Quote from: KenFSU on June 05, 2012, 05:33:05 PM
Quote from: Tamara-B on June 05, 2012, 01:35:42 PM
So, are young girls of this generation corrupted?

P.S. No more than kids in the 1950s were corrupted by Elvis, kids in the 60s were corrupted by Rock N' Roll, kids in the 70s were corrupted by drugs and casual sex, kids in the 80s were corrupted by MTV, and kids in the 90s were corrupted by video games :D

Corrupted by Elvis? You mean catching the dancing fever? Lol
No one can make you feel inferior without your consent  -Eleanor Roosevelt

Bridges

Yeah!  Whatever happened to those good old 50s shows.  Ones where domestic violence was treated as laugh-track fodder. 
So I said to him: Arthur, Artie come on, why does the salesman have to die? Change the title; The life of a salesman. That's what people want to see.

Jason

Reality TV, social media, the internet, etc are all kept in check when partents actually do the jobs they opted to take on when the gave birth to their child.  IMO, the media is not the problem with our society, the problem is the absentee parenting that has run rampant because of the notion that someone else is responsible for raising our children.  "Its the teacher's fault my son is failing algebra."  or "It's television's fault my 12 year old daughter dresses like a stripper."

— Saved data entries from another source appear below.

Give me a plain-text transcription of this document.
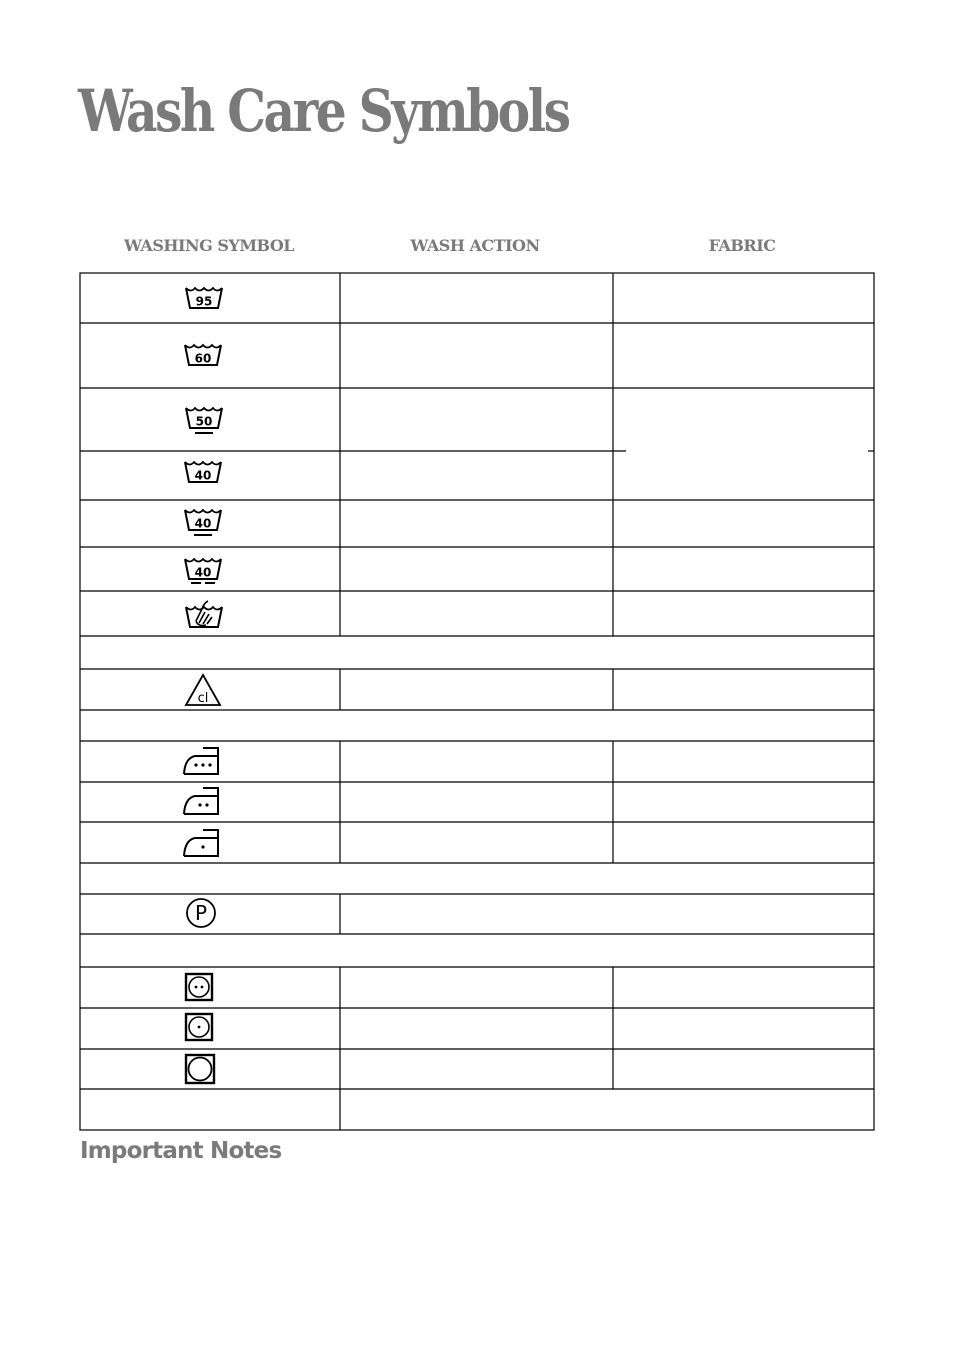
Wash Care Symbols
WASHING SYMBOL	WASH ACTION	FABRIC
95
60
50
40
40
40
cl
P
Important Notes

Gimme a break.  If parents were responsible parents, these issues would be almost non existent.

Quote"The media isn't responsible for raising our kids, we are," says Mother of one, Mary Ann Thomson, 41. "My daughter knows right from wrong, no matter what Snooki does or who slept with what famous person."

Precisely.

Tamara-B

Quote from: Bridges on July 27, 2012, 12:20:05 PM
Yeah!  Whatever happened to those good old 50s shows.  Ones where domestic violence was treated as laugh-track fodder.

Come again?
No one can make you feel inferior without your consent  -Eleanor Roosevelt

MusicMan

I have never seen the shows mentioned but we must assume the responsibility of bringing up our children.
As the father of two, a 8 y.o. girl and son, 6, I personally find it incredibly challenging, sometimes extremely frustrating, but eventually joyful. We are on "free tv" right now (digital antenna) and my kids watch very little tv.